Another perfect example of this ancient street layout is located at the corner of 20th Avenue and 41st Street in the Steinway section of Astoria. In 1843, Henry Steinweg, a German piano manufacturer, emigrated to New York City from Seesen, Germany. His sons Henry Jr. and Theodore set about making pianos renowned the world over as the finest ever made. Henry Jr.’s and Theodore’s younger brother, William, continued the family tradition and moved the operations of Steinway Pianos to Astoria. Between 1870 and 1873, Steinway purchased 400 acres of land in Northern Astoria and not only built the spacious Steinway Piano Factory but a small town with a library, a church, a kindergarten, housing for factory workers and a public trolley line. From 1877 through 1879, Steinway constructed a group of row houses, rented to workers of the piano factory, on Winthrop Avenue (today’s 20th Avenue) and on Albert and Theodore (41st and 42nd) Streets. Albert and Theodore were sons of Henry Steinway and assisted in company operations.
Photo Jason D. Antos In one of the most constantly changing cities in the world, it’s a miracle how certain items of the past remain untouched by the passage of time.
On 33rd Street and Astoria Boulevard a sign advertisement high up on a lamppost still points the way to the Roy Rogers drive-thru now long extinct and since replaced by a Burger King. If one looks closely, the remains of an ancient signpost, storefront, street sign or advertisement becomes an unexpected treat for fans of history and nostalgia.

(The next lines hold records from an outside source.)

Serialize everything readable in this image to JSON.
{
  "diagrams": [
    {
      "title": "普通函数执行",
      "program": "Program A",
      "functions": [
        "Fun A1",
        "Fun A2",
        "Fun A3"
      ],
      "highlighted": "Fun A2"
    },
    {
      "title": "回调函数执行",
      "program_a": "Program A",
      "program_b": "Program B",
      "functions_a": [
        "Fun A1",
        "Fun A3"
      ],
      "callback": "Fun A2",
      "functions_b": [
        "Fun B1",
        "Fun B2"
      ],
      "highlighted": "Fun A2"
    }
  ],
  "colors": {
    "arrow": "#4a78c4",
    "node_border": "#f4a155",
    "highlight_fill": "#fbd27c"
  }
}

Here are some examples that still exist in present day Astoria.
Underneath the 31st Street subway elevated trestle, a blue and white porcelain sign still marks the road as 2nd Avenue. More than a century ago, each neighborhood in Queens had its own street numbering and naming system. As the area grew this caused much confusion and a standard street renaming program took place during World War I.